Indeed, Magellan remains the fifth-biggest large growth equity fund used amongst 401(k) plans, according to BrightScope. And investors often have few options when it comes to choosing funds in their retirement plans, says Russel Kinnel, director of fund research at researcher Morningstar. “I don’t suppose a lot of people have been coming to the [Magellan] fund in the last couple of years on their own,” he says.

And many of those 401(k) participants — encouraged for years to set and forget the investments in their retirement portfolios — probably haven’t been keeping close track of Magellan’s individual performance since selecting it back in its glory years, says Gregg Fisher, chief investment officer of Gerstein Fisher, an investment advisory firm based in New York. “It’s possibly inertia that puts them in there,” he says. A Fidelity spokesman was not available for comment.

Of course, Magellan continues to bleed assets. Investors have yanked $33 billion from the fund since November 2005, when previous manager Harry Lange took over.
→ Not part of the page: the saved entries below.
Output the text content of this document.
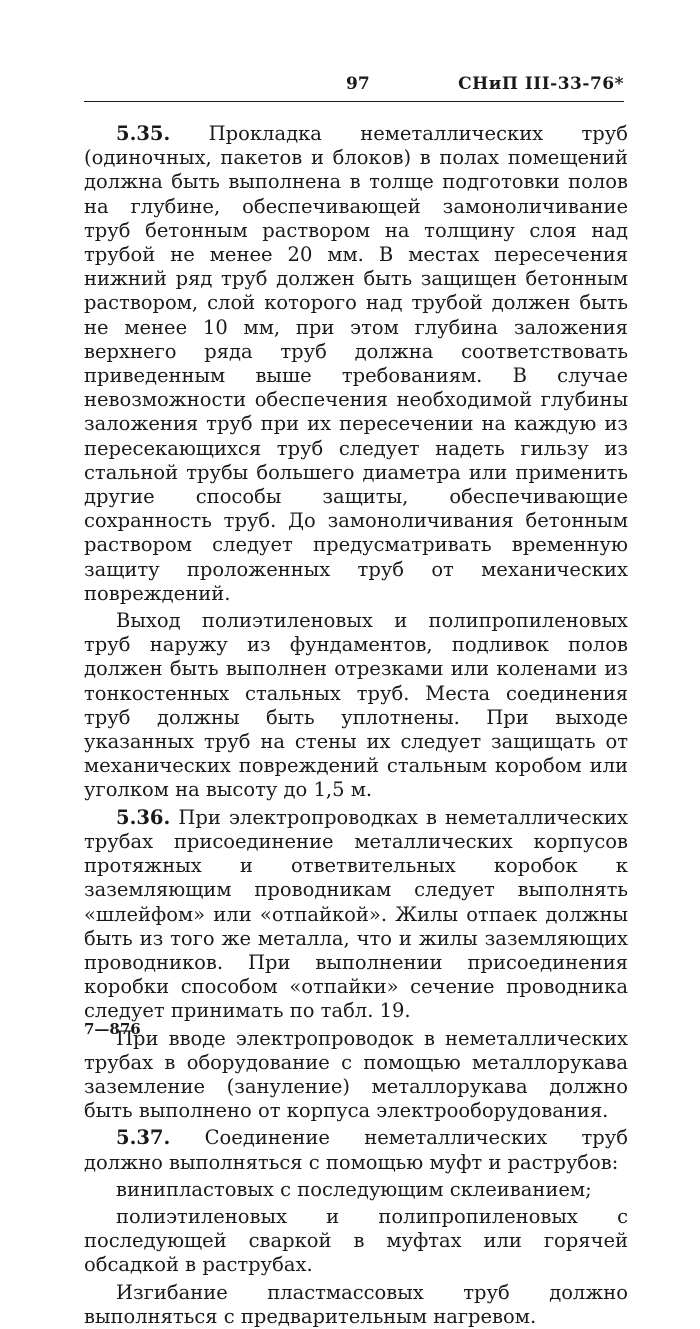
97	СНиП III-33-76*

5.35. Прокладка неметаллических труб (одиночных, пакетов и блоков) в полах помещений должна быть выполнена в толще подготовки полов на глубине, обеспечивающей замоноличивание труб бетонным раствором на толщину слоя над трубой не менее 20 мм. В местах пересечения нижний ряд труб должен быть защищен бетонным раствором, слой которого над трубой должен быть не менее 10 мм, при этом глубина заложения верхнего ряда труб должна соответствовать приведенным выше требованиям. В случае невозможности обеспечения необходимой глубины заложения труб при их пересечении на каждую из пересекающихся труб следует надеть гильзу из стальной трубы большего диаметра или применить другие способы защиты, обеспечивающие сохранность труб. До замоноличивания бетонным раствором следует предусматривать временную защиту проложенных труб от механических повреждений.

Выход полиэтиленовых и полипропиленовых труб наружу из фундаментов, подливок полов должен быть выполнен отрезками или коленами из тонкостенных стальных труб. Места соединения труб должны быть уплотнены. При выходе указанных труб на стены их следует защищать от механических повреждений стальным коробом или уголком на высоту до 1,5 м.

5.36. При электропроводках в неметаллических трубах присоединение металлических корпусов протяжных и ответвительных коробок к заземляющим проводникам следует выполнять «шлейфом» или «отпайкой». Жилы отпаек должны быть из того же металла, что и жилы заземляющих проводников. При выполнении присоединения коробки способом «отпайки» сечение проводника следует принимать по табл. 19.

При вводе электропроводок в неметаллических трубах в оборудование с помощью металлорукава заземление (зануление) металлорукава должно быть выполнено от корпуса электрооборудования.

5.37. Соединение неметаллических труб должно выполняться с помощью муфт и раструбов:

винипластовых с последующим склеиванием;

полиэтиленовых и полипропиленовых с последующей сваркой в муфтах или горячей обсадкой в раструбах.

Изгибание пластмассовых труб должно выполняться с предварительным нагревом.

7—876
It’s now new manager Jeffrey Feingold’s challenge to stem the tide. Feingold, who joined Fidelity in 1997 as a stock analyst, has a good but short track record, says Kinnel. Over the past three years, his $1.1 billion Fidelity Trend fund (FTRNX) has posted a 5% annualized average return, placing it among the top 10% of large growth funds tracked by Morningstar. He will continue to manage the Trend fund, as well as the $162.8 million Fidelity Large Cap Growth fund (FSLGX), the $25.2 million Fidelity Advisor Strategic Growth fund (FTQTX) and the $13 million Fidelity VIP Growth Stock fund (FPVDC).